First published in The Grecian, 23 October 2009, Exeter City -v- Wycombe Wanderers
It’s now a fortnight since Exeter City played a league game at St James Park, and in that time – as you will hardly need reminding – we have lost two away matches by three and four goals respectively against Walsall and Huddersfield, and have exited the Johnstone’s Paint Trophy on penalties after a 1-1 home draw.
Though those defeats by no means tell the whole story about how the team has played, in bald statistical terms the situation does not look good at present. The pressure is on for four points or more from today’s match against bottom side Wycombe Wanderers and from next Saturday’s Devon encounter with Brentford, who presently lie in seventeenth position – only one point and three places above the Grecians.
The secret of success in a situation like this is not to let pressure translate into anxiety, but rather to use recent setbacks as a motivational spur to find the winning trail again. Easier said than done, maybe. But good coaching is about helping players into the right frame of mind, as well as ensuring that they are confident about their role, on top of the tactics, and keyed up both physically and technically.
Modern football is a multi-faceted game, and in order to produce the right results, everything has to come together in those crucial 90 minutes or so between kick-off and the final whistle. Having the right blend before or afterwards isn’t sufficient.
When the going is tough, waning confidence, bad luck or small mistakes are magnified for players and fans alike. Similarly an early break or goal can settle you down and set the rhythm moving once more.
There’s a strange alchemy to football, and even the best can find themselves puzzled by how things turn out. Sometimes it just doesn’t seem to make sense. City boss Paul Tisdale was realistic enough to admit in the aftermath of that Huddersfield tanking that he couldn’t immediately identify what had gone wrong – though the quality of the opposition was evident.
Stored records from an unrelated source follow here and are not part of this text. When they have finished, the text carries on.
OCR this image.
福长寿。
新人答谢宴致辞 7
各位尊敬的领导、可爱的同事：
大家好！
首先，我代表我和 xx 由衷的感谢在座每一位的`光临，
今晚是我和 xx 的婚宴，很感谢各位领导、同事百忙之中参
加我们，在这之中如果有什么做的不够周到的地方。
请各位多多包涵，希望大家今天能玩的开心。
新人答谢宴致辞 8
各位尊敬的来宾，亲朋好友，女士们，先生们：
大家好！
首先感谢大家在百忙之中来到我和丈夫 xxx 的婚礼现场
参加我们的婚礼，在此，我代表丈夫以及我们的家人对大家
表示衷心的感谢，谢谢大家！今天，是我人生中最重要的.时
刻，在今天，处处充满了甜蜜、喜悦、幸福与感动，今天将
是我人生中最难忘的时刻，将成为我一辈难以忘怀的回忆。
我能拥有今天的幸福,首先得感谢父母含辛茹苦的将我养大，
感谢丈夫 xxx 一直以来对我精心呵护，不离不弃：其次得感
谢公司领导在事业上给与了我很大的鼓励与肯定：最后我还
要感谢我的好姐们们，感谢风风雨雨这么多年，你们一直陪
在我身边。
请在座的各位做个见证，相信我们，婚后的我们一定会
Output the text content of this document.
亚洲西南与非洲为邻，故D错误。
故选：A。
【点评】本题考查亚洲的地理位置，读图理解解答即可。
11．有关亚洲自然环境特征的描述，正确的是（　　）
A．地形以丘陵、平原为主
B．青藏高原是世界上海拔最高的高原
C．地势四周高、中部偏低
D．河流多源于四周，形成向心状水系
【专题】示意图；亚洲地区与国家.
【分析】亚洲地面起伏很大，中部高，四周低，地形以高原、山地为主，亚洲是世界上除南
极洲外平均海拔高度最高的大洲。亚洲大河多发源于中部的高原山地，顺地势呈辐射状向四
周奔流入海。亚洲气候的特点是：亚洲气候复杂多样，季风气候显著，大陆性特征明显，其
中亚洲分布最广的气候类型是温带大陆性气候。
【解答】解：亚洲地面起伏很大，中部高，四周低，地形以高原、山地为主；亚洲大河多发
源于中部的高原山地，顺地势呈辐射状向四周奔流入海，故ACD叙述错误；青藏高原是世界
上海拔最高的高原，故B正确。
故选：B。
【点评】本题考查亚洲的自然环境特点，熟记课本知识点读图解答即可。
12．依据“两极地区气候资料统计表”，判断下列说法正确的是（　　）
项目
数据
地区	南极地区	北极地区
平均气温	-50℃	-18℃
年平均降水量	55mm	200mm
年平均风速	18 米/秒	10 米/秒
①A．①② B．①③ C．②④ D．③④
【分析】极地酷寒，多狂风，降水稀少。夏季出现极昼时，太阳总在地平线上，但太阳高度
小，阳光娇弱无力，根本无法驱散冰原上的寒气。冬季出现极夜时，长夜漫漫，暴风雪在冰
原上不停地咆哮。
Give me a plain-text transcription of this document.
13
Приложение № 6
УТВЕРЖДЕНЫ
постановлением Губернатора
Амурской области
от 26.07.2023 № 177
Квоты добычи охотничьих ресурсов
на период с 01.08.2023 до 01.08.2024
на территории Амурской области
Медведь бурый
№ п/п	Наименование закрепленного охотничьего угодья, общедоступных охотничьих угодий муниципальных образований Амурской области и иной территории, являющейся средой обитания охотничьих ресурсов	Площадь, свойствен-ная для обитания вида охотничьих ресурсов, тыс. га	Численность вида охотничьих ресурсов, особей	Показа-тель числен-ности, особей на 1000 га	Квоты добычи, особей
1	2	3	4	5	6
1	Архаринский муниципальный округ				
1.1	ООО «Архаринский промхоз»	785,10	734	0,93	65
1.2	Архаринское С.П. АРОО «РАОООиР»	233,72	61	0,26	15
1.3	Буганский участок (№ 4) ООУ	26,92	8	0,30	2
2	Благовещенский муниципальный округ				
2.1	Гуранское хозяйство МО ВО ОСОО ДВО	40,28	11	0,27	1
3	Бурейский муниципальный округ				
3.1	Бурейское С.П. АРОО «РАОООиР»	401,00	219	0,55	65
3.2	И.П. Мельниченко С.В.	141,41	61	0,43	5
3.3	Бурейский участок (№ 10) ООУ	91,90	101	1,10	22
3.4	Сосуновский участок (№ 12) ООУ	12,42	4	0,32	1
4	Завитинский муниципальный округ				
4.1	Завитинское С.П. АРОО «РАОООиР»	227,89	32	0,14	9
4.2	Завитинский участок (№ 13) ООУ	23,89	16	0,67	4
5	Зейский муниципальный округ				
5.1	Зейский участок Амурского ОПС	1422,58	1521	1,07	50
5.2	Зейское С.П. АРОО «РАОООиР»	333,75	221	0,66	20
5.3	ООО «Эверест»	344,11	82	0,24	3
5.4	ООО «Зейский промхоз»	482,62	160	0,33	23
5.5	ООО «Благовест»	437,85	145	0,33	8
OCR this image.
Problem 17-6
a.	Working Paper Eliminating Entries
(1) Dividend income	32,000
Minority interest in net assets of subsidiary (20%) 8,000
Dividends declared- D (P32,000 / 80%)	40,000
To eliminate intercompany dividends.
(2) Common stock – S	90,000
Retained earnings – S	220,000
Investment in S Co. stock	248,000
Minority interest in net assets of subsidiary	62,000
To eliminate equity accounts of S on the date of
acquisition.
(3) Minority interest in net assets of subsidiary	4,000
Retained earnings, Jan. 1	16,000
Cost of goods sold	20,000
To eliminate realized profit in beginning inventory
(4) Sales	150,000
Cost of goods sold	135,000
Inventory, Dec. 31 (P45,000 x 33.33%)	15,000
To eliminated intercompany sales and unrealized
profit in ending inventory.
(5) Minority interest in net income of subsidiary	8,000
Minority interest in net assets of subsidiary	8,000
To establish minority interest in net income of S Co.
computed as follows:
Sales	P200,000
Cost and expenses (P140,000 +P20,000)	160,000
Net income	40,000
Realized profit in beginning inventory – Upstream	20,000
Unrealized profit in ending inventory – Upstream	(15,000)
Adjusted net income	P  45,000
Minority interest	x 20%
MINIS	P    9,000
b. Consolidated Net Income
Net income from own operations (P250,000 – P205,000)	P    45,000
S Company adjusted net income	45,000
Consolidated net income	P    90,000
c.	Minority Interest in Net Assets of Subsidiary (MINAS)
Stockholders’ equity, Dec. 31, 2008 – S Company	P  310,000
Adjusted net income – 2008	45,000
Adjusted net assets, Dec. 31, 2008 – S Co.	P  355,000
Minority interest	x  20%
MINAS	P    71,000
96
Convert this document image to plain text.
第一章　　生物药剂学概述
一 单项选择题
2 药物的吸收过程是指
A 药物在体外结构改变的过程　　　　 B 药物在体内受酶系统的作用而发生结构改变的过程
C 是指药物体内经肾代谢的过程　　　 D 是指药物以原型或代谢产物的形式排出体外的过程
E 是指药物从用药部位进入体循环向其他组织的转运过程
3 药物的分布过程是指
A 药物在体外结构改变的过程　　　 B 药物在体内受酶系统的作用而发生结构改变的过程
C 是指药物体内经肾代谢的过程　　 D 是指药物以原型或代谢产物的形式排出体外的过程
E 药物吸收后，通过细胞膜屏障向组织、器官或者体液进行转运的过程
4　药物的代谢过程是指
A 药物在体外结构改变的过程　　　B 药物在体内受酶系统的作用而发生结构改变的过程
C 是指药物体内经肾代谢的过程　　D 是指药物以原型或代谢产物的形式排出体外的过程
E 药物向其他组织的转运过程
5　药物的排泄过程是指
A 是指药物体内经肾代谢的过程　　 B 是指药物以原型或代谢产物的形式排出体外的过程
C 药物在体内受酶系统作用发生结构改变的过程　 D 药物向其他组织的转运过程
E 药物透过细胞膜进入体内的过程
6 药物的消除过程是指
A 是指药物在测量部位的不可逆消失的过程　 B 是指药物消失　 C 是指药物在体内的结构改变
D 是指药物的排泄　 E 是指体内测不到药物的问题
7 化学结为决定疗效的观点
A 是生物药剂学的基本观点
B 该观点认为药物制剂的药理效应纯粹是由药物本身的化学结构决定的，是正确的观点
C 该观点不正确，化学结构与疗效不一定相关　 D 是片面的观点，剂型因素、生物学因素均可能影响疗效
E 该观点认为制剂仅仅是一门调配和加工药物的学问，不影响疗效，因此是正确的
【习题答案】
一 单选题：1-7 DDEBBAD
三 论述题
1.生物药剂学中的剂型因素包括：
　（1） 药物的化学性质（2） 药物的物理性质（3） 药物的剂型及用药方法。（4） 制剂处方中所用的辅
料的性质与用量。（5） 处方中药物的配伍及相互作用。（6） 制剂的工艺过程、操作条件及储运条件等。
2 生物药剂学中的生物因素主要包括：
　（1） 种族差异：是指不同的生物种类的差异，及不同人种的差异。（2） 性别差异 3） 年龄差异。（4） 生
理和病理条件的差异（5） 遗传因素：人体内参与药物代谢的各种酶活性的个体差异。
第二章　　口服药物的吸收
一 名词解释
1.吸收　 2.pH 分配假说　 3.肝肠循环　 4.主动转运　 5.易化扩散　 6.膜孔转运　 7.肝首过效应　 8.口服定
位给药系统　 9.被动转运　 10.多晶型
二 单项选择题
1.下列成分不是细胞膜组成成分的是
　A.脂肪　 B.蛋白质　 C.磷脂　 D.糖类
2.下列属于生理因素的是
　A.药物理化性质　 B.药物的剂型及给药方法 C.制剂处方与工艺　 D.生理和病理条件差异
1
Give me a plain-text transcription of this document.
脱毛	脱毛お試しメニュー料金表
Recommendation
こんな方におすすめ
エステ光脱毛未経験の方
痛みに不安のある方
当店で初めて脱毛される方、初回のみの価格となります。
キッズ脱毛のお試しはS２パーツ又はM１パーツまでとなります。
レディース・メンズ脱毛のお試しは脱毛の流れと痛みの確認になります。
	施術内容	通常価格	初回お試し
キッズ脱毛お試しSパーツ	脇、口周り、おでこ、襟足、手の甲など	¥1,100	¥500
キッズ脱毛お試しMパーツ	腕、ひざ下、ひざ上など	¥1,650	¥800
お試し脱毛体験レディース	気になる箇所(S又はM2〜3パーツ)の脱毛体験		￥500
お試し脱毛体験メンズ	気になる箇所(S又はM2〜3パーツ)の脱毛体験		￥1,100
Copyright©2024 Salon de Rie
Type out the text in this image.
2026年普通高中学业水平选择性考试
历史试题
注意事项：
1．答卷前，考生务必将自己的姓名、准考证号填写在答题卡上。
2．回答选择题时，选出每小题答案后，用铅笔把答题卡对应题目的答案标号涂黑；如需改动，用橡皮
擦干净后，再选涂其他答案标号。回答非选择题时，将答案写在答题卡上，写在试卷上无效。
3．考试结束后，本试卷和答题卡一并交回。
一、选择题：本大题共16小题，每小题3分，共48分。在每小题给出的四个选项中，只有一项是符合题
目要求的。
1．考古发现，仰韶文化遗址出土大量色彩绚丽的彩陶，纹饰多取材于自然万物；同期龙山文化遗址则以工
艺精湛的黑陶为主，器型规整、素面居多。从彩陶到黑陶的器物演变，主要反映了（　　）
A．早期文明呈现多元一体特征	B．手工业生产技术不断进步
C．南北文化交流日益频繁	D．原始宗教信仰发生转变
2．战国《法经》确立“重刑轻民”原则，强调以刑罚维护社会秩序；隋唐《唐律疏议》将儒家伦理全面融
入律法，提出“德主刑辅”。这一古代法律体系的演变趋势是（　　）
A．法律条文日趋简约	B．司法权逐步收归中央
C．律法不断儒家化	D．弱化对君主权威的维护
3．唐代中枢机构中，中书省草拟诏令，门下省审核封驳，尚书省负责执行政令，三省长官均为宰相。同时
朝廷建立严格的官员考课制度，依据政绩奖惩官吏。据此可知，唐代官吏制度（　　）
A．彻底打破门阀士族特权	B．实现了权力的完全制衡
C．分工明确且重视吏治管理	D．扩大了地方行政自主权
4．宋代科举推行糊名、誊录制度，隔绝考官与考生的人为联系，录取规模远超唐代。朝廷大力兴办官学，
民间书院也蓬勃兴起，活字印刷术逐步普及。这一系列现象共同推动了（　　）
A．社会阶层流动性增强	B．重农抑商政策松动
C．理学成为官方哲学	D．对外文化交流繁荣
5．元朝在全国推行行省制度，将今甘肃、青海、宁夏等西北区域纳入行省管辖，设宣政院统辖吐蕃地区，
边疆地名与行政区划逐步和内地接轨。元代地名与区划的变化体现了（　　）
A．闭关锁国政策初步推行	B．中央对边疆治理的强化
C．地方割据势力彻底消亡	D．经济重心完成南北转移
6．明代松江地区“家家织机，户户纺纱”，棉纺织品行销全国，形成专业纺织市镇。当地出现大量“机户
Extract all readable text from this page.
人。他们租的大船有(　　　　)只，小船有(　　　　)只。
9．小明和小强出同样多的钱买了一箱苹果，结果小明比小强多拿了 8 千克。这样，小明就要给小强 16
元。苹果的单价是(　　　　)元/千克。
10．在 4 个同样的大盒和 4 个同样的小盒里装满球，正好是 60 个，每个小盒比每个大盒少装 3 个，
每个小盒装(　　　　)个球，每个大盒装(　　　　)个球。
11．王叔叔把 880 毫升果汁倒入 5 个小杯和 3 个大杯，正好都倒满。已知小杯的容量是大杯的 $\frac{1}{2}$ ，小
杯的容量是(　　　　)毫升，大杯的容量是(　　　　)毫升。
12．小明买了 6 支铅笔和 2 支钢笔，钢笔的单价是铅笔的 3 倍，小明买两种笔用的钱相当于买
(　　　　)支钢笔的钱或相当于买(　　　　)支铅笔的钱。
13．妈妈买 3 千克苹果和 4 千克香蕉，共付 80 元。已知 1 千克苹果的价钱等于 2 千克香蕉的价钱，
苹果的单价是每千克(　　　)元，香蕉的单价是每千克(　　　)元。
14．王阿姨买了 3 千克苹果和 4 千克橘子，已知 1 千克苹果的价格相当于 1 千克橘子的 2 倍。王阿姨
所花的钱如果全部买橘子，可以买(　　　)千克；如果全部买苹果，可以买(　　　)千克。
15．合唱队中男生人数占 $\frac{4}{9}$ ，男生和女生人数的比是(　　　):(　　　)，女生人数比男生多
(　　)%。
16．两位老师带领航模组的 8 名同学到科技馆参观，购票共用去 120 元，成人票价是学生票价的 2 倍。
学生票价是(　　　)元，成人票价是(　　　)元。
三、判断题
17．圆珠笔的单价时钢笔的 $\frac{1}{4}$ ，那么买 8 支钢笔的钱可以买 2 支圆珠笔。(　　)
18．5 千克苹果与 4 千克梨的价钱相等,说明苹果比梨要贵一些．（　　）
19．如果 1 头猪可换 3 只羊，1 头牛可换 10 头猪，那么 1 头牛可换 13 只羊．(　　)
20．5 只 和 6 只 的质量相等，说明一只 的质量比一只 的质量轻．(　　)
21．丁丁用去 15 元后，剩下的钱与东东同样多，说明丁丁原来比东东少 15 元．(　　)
Training and preparation had been very positive, he said. It was on the field of play, the one place where you need things to gel, that so much seemed to unravel. No doubt a lot of recovery work was put in before the trip to Walsall, which makes the reversal there – in a match where a point wouldn’t have been out of the question given the performance – that much harder to stomach.
But aside from identifying and learning from mistakes, there’s no point in looking back. A home game is a different proposition, and it’s worth noting that the Grecians haven’t lost a league game here at St James’ since 29 August, when two early slips against Milton Keynes Dons cost us dear, despite a good fightback and Barry Corr’s 51st minute goal.
At the beginning of the season, when the unknowns of League One were that much greater, everyone was saying that home territory was likely to be where our final fortunes would be decided. This is often true for a newly promoted side. Perhaps the most dramatic example at the moment is Burnley. The Premier League minnows, guided by wily gaffer Owen Coyle (who, incidentally, started his professional football career, along with his two brothers, at my team Dumbarton) have maintained an astonishing record at Turf Moor, winning all four games, even the one against Manchester United. The corresponding loss of all five away matches still leaves them in tenth position, clinging on to the top half of the table by their fingernails.
Thankfully, Exeter City’s away record and performances have been rather better than that, with four points garnered, alongside a few hammerings. I’m sure they can improve, too. But first we have an opportunity over the next week to prove ourselves at home against other clubs in the lower reaches of the division.
Wycombe have yet to win away, but they recently had a boost with the appointment of former Aldershot boss Gary Waddock. His reign began with a 1-1 draw against Colchester (who we face on 14 November), after spending two and a half years with the Shots and leading them from the Blue Square Premier to sixth in League Two.
The Chairboys had a poor start to their campaign under seemingly luckless former manager Peter Taylor, who ended his playing career with eight games for the Grecians in ’83-4 and later went on to suffer against City when he took over at Stevenage.
The new Wycombe boss got to know Exeter well with his old charges, and will be looking to outwit us this afternoon. However Exeter quickly leap-frogged Aldershot after losing out to them in the Conference title chase two years ago, and hopefully we will be motivated give Waddock’s new boys another rough ride today.